Details about ER wait times revealed in The Telegram back up public complaints about too-long lineups for medical attention, says the leader of the NDP.
“It’s just not acceptable,” said Lorraine Michael. “These numbers show we are correct. This is a critical issue.”
On Tuesday, The Telegram reported that for 91 per cent of visits to the emergency room at St. Clare’s and the Health Sciences Centre in St. John’s, the recommended wait time for a first assessment by a doctor was not met 75 per cent of the time, based over the period April to October.
That access is set out in benchmarks, or targeted wait times.
Patients who come to the ER are triage based on five levels of urgency and each has a recommended wait time. The first two levels of triage are the sickest patients, those where there is danger to life or limb, and Eastern Health has said meeting benchmarks is not an issue for them, as they are seen immediately or nearly immediately. Those patients represent seven per cent of emergency room visits.
Liberal MHA Andrew Parsons, the Opposition health critic, credited Eastern Health with making some improvement to city ER wait times in the last few years, but the system is at the breaking point now and the provincial government must take the responsibility to find better ways of supporting health care, as it sets the budget.
“This is a government that is constantly touting it has invested this much, this much,” he said, adding if the outcomes aren’t there, it’s not being done right.
Parsons said the Burin and Bonavista peninsulas and Clarenville hospitals combined are more than meeting expectations when it comes to patients not leaving emergency without being seen, while the rural Avalon and city hospitals’ performance is concerning.

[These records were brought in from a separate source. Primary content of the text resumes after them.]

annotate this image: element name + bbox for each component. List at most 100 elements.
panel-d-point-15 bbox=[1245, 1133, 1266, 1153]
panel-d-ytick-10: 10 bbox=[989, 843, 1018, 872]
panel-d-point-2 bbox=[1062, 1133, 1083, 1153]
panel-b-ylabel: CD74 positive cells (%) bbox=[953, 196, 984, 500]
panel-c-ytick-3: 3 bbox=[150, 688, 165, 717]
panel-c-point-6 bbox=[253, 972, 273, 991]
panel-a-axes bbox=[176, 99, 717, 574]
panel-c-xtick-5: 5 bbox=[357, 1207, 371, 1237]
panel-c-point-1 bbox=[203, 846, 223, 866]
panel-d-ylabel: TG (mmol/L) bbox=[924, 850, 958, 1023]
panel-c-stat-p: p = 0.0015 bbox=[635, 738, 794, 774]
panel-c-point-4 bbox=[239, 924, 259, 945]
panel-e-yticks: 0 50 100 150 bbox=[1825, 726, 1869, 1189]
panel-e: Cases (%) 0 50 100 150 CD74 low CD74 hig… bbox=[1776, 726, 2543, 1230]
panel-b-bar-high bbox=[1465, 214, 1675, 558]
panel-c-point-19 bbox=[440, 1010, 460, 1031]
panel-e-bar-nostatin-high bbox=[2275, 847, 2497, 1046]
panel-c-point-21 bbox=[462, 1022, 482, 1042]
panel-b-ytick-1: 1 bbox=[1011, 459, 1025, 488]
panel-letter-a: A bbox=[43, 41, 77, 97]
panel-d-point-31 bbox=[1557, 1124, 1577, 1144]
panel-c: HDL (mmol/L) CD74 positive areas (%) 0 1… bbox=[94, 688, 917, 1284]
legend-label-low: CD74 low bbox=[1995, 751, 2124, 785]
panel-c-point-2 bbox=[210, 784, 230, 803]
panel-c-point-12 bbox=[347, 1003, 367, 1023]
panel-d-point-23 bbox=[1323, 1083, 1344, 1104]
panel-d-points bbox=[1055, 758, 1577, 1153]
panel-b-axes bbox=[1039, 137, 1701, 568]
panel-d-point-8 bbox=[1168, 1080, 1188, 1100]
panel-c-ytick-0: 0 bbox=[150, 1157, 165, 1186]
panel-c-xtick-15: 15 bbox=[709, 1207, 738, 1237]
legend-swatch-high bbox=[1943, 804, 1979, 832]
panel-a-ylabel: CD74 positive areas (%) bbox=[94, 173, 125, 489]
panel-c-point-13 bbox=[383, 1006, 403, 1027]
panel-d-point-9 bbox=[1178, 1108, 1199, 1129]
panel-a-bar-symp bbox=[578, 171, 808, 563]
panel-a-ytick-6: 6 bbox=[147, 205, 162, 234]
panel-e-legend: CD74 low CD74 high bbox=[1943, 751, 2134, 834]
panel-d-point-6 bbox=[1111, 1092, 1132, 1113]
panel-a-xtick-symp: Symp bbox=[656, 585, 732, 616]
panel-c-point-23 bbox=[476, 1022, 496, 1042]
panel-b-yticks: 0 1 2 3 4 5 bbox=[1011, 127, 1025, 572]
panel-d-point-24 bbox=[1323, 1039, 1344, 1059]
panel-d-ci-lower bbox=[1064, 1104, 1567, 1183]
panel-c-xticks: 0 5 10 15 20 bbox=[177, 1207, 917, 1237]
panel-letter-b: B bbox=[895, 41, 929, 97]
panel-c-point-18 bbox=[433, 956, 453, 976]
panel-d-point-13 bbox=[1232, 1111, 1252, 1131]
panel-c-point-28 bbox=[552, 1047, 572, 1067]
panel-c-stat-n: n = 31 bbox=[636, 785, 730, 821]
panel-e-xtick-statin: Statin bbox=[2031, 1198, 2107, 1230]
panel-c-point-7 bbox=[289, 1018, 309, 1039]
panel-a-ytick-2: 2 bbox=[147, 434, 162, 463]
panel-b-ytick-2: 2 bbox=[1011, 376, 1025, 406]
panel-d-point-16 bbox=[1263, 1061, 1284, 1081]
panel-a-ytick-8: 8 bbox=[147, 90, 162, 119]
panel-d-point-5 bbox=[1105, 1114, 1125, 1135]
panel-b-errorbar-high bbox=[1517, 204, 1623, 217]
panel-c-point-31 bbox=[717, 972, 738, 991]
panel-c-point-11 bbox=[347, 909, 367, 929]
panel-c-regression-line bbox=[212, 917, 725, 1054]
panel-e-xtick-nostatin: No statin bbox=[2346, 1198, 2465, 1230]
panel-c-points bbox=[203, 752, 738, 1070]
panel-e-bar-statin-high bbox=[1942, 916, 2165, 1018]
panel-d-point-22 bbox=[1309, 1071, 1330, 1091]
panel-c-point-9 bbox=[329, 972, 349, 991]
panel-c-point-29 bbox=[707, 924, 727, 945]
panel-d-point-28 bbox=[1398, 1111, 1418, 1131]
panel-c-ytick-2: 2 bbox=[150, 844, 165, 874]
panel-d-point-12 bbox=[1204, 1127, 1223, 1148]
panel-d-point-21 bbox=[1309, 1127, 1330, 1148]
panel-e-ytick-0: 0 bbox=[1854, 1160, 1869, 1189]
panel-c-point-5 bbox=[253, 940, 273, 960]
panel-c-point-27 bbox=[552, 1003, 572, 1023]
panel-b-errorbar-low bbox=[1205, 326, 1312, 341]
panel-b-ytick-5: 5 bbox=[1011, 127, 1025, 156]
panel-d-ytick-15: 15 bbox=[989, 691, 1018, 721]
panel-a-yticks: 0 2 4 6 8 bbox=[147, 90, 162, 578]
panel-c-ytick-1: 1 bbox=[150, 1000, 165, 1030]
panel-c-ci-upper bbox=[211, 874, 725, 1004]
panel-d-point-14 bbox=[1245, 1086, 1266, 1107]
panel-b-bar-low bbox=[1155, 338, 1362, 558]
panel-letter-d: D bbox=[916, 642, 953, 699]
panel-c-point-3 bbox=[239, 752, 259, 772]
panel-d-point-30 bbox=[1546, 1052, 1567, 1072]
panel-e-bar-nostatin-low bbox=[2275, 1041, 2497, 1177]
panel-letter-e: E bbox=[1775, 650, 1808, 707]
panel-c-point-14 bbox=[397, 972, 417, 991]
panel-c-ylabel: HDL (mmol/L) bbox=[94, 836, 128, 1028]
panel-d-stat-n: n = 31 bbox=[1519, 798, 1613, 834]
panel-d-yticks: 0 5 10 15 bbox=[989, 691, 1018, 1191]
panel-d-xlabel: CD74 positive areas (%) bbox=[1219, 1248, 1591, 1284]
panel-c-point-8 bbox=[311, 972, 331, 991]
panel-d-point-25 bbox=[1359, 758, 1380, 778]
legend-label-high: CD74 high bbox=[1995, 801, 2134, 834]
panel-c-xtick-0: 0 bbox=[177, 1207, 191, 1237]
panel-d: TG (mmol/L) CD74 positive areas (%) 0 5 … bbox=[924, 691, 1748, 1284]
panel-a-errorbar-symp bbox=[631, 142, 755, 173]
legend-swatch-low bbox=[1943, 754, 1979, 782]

That suggests to Parsons that hospitals should be co-operating together to find solutions that work.
Michael said she’s disturbed at the province for repeatedly insisting it’s taking charge, when ER overcrowding has been going on for years and isn’t abating.
And she said annual reports from health authorities should acknowledge in concrete numbers where the challenges are.
“The lack of urgency is bothering me,” Michael said.
She said most sick people are treated right away, as they should be, but the problem is the capacity is not there to handle the rest of the numbers in the waiting room, either with staff or space.
Michael said a new system needs to be put in place that would include community clinics for the less ill patients and that requires resources.
Health Minister Susan Sullivan said Tuesday the province is concerned about the pressure on ER and has taken steps in certain ERs, such as reconfiguring nurses and doctors’ schedules, adding to their hours and adding nurse practitioners. A fifth fast-track system will be implemented in Grand Falls-Windsor.
As for Eastern Health’s situation, it has done five reviews and is about to do three more that will provide a clearer picture of what the trouble is and where the bottle neck is, and that information will be the basis for any further changes, Sullivan said.
She said since tackling emergency wait times became a strategy 18 months ago, there have been improvements — the Health Sciences Centre wait time for initial assesment by a doctor has decreased by 17 per cent, while visits are up by 16 per cent.
“We are seeing some improvements, but are not satisfied yet,” Sullivan said. “We feel we are on the right track.”
Not all hospitals collect wait time data, and that is being worked on as well.
The fact that city hospitals are seeing 6.8 per cent of patients walking away without being seen is a concern, said Dr. Howard Ovens, director of Schwartz/Reisman Emergency Centre at Mount Sinai Hospital in Toronto and one of the five authors of a position paper on ER overcrowding released by the Canadian Association of Emergency Physicians (CAEP).
Left without being seen usually reflects how long people are waiting, as well as how chaotic the waiting room is when they arrive, Ovens told The Telegram, adding the number leaving shouldn’t be much above two to three per cent.
Eastern Health’s benchmark is 3.5 per cent.
But Ovens also noted CAEP recognizes that its ER wait time guidelines of five years ago, which have influenced hospital benchmarks, were overly optimistic.
“They were published originally as goals. In the real world, very few people were felt to be meeting them,” he said.
However, judging Eastern Health’s performance is tough, he said, because hospitals across the country aren’t measuring their data the same way, if they are measuring at all, and that needs to change so there is a clear picture of ER wait times in order to bring about improvements.
“How can you give them a slap on the back or a high five or kick where they need it,” he said of the disparities in collecting and measuring data.
CAEP is recommending hospitals should strive for the target of a median ER wait of one hour before initial assessment by a doctor and that 90 per cent of the patients would wait no more than three hours for that initial assessment by a doctor.